Biting down on her lip, she forced herself to stifle the hot tears she could feel at the corners of her eyes, her heart hammering uncomfortably hard in her chest. Crying was unladylike, it would give her wrinkles, it would mark her as weak - like she had already humiliated herself in front of the Seekers of Truth.

Hurtling through the Castle corridors scattering servants and soldiers alike in her path, she threw herself into her father's office and said the first words that came to her teeth torn lips.

"Make Fergus do it next time!"

Under normal circumstances, she would have regretted that first choice of words to her father, but the Seekers' reactions had sunk beneath her skin too deep for her to ignore any longer.

"Anya..."

"No! He can get insulted at next time, he can try and hold his tongue, he can -"

"Vidanya Cousland."

At the use of her full name, she stopped mid-tirade. Slowly, the tears she had struggled so hard to control burnt trails down her cheeks as she stood there waiting for Bryce's verdict. Her state of breathlessness was only one part anger, but six parts trepidation.

Age had worn keenly on Bryce, and she could no longer remember if her father had been grey and tired for her entire life or only for most of it. But his rage did not require volume, his fury was not suited to shouting or ranting or any form of aggression. His anger was a quiet, creeping variation of disappointment, and one she tried desperately hard to avoid.

Pulling herself together, she reached up and rubbed at her face, trying to crush the tears back into her eyes before they betrayed her any more. Cautiously, she took five deep breaths and steadied her nerves. When she felt certain she wasn't going to burst into uncontrollable sobbing, she spoke.

"I'm sorry father. The Seekers wish to speak with you in the Chantry."

"Thank you." A moment passed, then another, weighted heavier with silence than with any words. "Did they give you any trouble?"

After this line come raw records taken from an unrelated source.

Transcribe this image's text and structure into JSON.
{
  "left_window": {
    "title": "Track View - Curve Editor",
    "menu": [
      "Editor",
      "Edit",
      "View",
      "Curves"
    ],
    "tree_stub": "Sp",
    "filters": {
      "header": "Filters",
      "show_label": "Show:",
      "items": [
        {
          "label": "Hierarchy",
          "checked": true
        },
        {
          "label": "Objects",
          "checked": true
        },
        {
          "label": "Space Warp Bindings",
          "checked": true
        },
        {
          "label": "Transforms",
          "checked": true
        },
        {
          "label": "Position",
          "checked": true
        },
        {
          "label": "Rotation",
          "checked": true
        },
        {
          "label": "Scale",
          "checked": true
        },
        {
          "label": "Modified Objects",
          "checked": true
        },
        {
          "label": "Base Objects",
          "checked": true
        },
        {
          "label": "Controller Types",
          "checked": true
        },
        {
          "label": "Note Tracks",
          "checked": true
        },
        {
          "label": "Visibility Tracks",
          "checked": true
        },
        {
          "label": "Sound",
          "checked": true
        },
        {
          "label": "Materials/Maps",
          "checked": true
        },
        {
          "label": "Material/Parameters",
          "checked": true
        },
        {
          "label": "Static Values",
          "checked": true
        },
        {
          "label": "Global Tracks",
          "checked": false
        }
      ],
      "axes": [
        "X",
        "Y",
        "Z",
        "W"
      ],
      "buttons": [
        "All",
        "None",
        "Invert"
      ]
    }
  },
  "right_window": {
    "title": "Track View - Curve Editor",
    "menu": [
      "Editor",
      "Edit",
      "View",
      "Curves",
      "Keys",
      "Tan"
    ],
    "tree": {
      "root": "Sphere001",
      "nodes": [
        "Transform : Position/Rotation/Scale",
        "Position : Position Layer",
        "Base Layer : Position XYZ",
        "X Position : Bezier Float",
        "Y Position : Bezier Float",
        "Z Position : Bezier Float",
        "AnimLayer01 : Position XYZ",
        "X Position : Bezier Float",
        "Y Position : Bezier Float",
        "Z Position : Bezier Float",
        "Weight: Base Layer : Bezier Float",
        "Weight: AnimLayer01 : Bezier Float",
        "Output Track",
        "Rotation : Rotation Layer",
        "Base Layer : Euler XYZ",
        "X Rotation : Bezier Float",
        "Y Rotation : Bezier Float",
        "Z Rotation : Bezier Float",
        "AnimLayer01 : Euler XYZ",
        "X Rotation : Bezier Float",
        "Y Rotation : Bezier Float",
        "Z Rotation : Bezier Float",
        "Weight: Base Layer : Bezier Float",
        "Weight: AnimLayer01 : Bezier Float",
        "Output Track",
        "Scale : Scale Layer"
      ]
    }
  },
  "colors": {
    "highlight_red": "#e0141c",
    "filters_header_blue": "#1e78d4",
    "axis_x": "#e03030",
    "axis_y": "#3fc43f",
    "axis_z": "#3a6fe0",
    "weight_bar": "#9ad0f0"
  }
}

"They...” Her teeth came down hard on her lip to silence the complaint. “No. I was just being silly."

"What did they say to upset you?"

"This one, this Orlesian, he called us dog lords... He insulted the family name."

"Oh Anya." He gave an exasperated sigh. "Come here."

She took a handful of cautious steps towards the Teyrn, and he scooped her up tightly in his arms, drawing her into a hug. Sometimes, she struggled to tell whether she relaxed of her own volition, or whether she relaxed because she was home, caught up in the warmth and the smell of wood smoke and dog fur. In her chest, the humming subsided to a quiet, tender note, and she allowed herself to drop her guard, curling up against him.

For a few minutes they remained there, his clumsy, battle-calloused fingers running through her hair as he quietly admonished her.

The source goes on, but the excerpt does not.